USASF: Athlete Protection Messaging

Dear USASF Members:

The USASF Board of Directors held their annual in-person meeting on November 6-7, 2017. One of the key discussions at the meeting was a thorough review of USASF policies and resources targeted at athlete protection.

The USASF mission includes “strive for a safe environment for our athletes.” To the USASF, safety extends beyond our Cheer and Dance safety rules for performance. We’re committed to equipping our members with the tools to create the safest overall environment for every All Star athlete, so we’ve established membership requirements and made resources available that are aimed directly at athlete protection.

As we enter the 2017-18 competition season, the Board strongly urges that all USASF members review membership requirements regarding athlete protection and make it a priority to implement the resources provided.
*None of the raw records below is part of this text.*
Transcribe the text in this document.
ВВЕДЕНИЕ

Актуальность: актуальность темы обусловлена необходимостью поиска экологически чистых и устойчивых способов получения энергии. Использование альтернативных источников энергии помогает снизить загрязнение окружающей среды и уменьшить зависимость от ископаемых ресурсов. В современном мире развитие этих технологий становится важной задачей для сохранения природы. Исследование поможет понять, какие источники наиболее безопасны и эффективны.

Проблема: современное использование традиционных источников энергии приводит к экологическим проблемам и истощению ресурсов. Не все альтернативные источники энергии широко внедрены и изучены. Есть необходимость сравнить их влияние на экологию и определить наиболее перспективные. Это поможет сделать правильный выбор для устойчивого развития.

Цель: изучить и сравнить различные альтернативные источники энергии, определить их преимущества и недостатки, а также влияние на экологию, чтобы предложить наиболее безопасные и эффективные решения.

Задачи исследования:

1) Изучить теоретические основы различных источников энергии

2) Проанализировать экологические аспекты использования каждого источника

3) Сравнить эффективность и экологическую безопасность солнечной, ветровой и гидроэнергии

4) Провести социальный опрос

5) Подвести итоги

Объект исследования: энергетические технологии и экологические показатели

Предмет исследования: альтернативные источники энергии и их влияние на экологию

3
The Board will continue to review our efforts to ensure that the most timely policies and resources are in place.

Membership Requirements

Professional Responsibility Code

The “PRC” contains the terms and conditions that all members agree to upon joining the USASF. From sportsmanship to a code of ethics to athlete protection, membership expectations are clearly defined here.

Athlete Sexual Abuse Prevention

The USASF requires that all member Programs have clear, written guidelines that prohibit adults who have contact with minors from engaging in conduct that is either inappropriate and/or illegal. We’ve partnered with the Positive Coaching Alliance to provide an applicable policy and protocol.

Electronic Communications Policy

The USASF recognizes the need to address the prevalence of inappropriate messaging between adults affiliated with a USASF Member program and athletes via email, texting, and social media. It is required that all member Programs adopt a clear and concise policy regarding Electronic Communication.

Addressing Bullying

USASF member programs are required to have an action plan to address bullying.

Background Screening

Implemented in 2015, the USASF requires background screening for anyone age 18 or older who accompanies a team into a warm up room at all USASF Sanctioned Events.

In close partnership with event producer, program owner and coach members, the USASF takes seriously our collective responsibility of the protection of the athletes in our care. The membership requirements and associated additional resources for implementation show our commitment to safeguarding All Star participants.

USASF Regional Directors conduct regular webinars to educate members on the protocols, policies and resources available to them. It’s true teamwork and takes diligent effort by all of us to ensure that All Star is, and remains, a safe and wholesome sport.

Thank you for standing together in support of our athletes!